Daarnaast horen we onder anderen Lotte Prins, voorzitter van het SER Jongerenplatform, minister-president Dick Schoof en SER-voorzitter Kim Putters over het verleden, heden en de toekomst van de SER, de Stichting van Arbeid en de overlegeconomie. Hun inzichten laten zien waarom dialoog, samenwerking en gezamenlijke afwegingen onmisbaar blijven voor Nederland.

Luister direct — klik op jouw favoriete platform

Naar de Spotify PodcastsNaar de Apple Podcasts

Transcriptie - Aflevering 21: De Geest van Gestel’ (75 jaar SER)

Vandaag vieren we 75 jaar Sociaal-Economische Raad en 80 jaar Stichting van de Arbeid. Het is belangrijk dat de SER en de Stichting van de Arbeid een sterke verbindende rol blijven spelen. We proberen de lange termijn van Nederland vorm te geven.

Ik zit met de producent van deze podcast, Max Bogaert, in de auto. We rijden over het Brabantse platteland, onderweg naar een bijzondere bijeenkomst. Max heeft me net opgehaald en we zijn op weg naar de viering van 75 jaar SER en 80 jaar Stichting van de Arbeid. Die vindt plaats op een bijzondere locatie in Sint-Michielsgestel, vlakbij Vught. Tijdens de Tweede Wereldoorlog stond hier een gijzelaarskamp, waar ruim 1200 Nederlandse mannen werden vastgehouden.

Veel prominenten zaten hier gevangen, onder wie Frits Philips en verschillende politici. In een relatief lichter regime dachten zij al tijdens de oorlog na over hoe Nederland na de bevrijding opgebouwd kon worden. De SER is één van de resultaten van dat denkwerk. We gaan dus eigenlijk naar de geboorteplaats van de Sociaal-Economische Raad, en naar de plek waar de basis van onze overlegeconomie gelegd werd. Toen ging het om vrijheid die ontbrak; vandaag om grote transities en crises.

In die onvrijheid dachten deze politieke denkers al na over systemen, instituties en de wederopbouw van Nederland. Het is een prachtig verhaal, en in deze aflevering duiken we erin. Maar we beginnen bij de viering.

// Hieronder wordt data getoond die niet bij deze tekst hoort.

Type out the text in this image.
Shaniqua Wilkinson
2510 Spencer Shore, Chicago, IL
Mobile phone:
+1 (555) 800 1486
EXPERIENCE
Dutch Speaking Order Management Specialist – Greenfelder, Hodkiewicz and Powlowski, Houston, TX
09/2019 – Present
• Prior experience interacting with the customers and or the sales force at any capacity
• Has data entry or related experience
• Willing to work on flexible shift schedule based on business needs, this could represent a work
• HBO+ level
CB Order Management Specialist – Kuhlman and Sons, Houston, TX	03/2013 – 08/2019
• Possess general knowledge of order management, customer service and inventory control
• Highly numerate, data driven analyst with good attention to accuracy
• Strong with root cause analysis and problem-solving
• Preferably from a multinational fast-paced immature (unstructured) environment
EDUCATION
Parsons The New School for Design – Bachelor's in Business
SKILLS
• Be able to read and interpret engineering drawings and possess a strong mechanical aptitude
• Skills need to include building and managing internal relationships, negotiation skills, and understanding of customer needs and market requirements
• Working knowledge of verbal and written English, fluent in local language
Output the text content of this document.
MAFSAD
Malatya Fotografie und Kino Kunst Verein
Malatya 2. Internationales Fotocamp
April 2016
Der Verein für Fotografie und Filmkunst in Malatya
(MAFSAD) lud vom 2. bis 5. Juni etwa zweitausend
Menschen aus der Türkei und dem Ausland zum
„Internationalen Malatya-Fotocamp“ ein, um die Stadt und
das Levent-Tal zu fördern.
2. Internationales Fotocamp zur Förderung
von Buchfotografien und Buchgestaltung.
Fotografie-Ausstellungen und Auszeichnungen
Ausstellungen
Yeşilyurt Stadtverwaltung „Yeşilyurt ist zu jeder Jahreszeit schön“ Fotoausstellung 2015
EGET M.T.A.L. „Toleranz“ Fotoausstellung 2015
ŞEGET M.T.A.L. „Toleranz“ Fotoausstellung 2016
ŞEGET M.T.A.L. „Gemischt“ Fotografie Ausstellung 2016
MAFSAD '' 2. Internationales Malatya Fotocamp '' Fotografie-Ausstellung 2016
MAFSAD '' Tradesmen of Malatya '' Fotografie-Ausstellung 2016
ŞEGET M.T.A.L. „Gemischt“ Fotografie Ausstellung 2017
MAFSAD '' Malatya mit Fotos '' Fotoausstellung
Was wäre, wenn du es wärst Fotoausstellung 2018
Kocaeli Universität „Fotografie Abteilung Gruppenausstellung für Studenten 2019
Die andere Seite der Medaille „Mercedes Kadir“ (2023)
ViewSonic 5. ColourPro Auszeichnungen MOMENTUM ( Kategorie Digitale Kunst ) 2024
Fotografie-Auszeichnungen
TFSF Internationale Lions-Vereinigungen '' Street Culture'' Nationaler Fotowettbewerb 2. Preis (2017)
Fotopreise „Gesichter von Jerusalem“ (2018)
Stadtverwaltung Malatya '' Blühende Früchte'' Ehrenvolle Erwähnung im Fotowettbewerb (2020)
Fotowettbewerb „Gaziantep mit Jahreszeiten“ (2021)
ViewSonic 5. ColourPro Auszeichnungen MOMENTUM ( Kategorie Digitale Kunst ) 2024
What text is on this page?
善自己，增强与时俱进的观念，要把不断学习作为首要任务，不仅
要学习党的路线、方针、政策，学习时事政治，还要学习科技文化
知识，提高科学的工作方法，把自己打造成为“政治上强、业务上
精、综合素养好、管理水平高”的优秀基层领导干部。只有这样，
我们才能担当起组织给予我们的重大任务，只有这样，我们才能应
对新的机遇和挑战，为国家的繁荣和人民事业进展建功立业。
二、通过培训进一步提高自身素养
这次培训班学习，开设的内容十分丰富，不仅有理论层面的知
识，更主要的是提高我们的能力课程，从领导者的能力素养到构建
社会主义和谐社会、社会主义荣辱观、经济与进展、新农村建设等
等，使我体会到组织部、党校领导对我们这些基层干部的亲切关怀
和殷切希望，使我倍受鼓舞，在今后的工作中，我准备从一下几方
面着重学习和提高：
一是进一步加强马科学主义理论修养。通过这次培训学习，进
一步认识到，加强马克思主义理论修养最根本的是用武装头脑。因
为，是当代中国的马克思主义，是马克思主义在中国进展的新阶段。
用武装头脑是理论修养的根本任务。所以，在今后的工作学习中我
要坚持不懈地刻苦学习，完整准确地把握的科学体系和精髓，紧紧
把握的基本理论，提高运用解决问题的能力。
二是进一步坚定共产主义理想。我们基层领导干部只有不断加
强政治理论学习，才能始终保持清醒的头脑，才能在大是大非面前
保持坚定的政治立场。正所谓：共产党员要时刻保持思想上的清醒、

Mijn naam is Marnix Kluijters en dit is een speciale jubileumaflevering van Impact in de Polder, de podcast van de Sociaal-Economische Raad. Het jubileum wordt groots gevierd: de koning, de premier, ministers, maatschappelijke organisaties – iedereen is aanwezig. En natuurlijk ook SER-voorzitter Kim Putters.

Tijdens zijn toespraak legt hij uit waarom deze plek zo bijzonder is. In het voormalig kleinseminarie Beekvliet en hier in de Ruwenberg werden tijdens de Tweede Wereldoorlog honderden politici, ondernemers, vakbondsbestuurders, kunstenaars en wetenschappers gegijzeld als levend onderpand voor de Duitse bezetter. Onder hen waren toekomstige premiers Jan de Quay en Willem Drees, industrieel Frits Philips, SDAP-voorman Willem Banning, burgemeester Pieter Oud en Nobelprijswinnaar Nico Tinbergen. Ondanks het gevaar werd het kamp een broeinest van kunst, cultuur, politiek en filosofie. Mensen uit verschillende zuilen ontdekten wat hen verbond. De kiem van het naoorlogse Nederland en van onze overlegeconomie werd hier gelegd: de geest van Gestel.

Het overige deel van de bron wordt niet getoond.